5. The lifting circuit breaker transfer vehicle with quick assembly / disassembly and multi-directional adjustment according to claim 1, characterized in that, The status detection module also includes an upper limit travel detection unit and a lower limit travel detection unit. The control terminal is also preset with travel protection parameters. The control terminal sends a command to the lifting execution module according to the detection signal of the upper limit travel detection unit or the lower limit travel detection unit and the travel protection parameters, so that the lifting execution module stops driving the lifting mechanism.

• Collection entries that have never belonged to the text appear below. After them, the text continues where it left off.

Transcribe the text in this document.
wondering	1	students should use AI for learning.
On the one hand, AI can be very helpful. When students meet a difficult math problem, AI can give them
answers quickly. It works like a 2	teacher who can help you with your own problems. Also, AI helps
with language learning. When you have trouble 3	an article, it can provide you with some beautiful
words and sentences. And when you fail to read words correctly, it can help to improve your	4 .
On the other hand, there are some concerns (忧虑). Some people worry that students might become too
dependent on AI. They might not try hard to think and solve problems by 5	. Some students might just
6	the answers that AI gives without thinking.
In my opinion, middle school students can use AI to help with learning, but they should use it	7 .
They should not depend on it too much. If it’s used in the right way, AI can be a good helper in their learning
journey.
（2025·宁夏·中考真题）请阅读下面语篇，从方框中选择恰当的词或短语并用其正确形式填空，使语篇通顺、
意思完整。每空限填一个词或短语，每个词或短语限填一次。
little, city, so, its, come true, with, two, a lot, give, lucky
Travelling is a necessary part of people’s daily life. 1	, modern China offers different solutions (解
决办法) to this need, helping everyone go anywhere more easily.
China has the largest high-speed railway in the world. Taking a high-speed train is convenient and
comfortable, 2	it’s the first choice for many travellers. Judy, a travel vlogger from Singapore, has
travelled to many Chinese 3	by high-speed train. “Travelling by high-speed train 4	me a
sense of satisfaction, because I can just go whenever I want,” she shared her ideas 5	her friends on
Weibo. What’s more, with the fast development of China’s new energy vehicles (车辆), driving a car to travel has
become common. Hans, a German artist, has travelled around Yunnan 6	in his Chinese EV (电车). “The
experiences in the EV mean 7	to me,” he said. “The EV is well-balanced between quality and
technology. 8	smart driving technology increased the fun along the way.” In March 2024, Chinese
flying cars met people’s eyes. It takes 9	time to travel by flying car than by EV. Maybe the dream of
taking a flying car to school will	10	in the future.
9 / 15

6. The lifting circuit breaker transfer vehicle with quick assembly / disassembly and multi-directional adjustment according to claim 1, characterized in that, The status detection module also includes a load detection unit. The control terminal is also preset with an overload threshold parameter. The control terminal sends instructions to the lifting execution module and the interlocking prompt module according to the detection signal of the load detection unit and the overload threshold parameter, so that the lifting execution module stops driving the lifting mechanism and the interlocking prompt module outputs an overload prompt.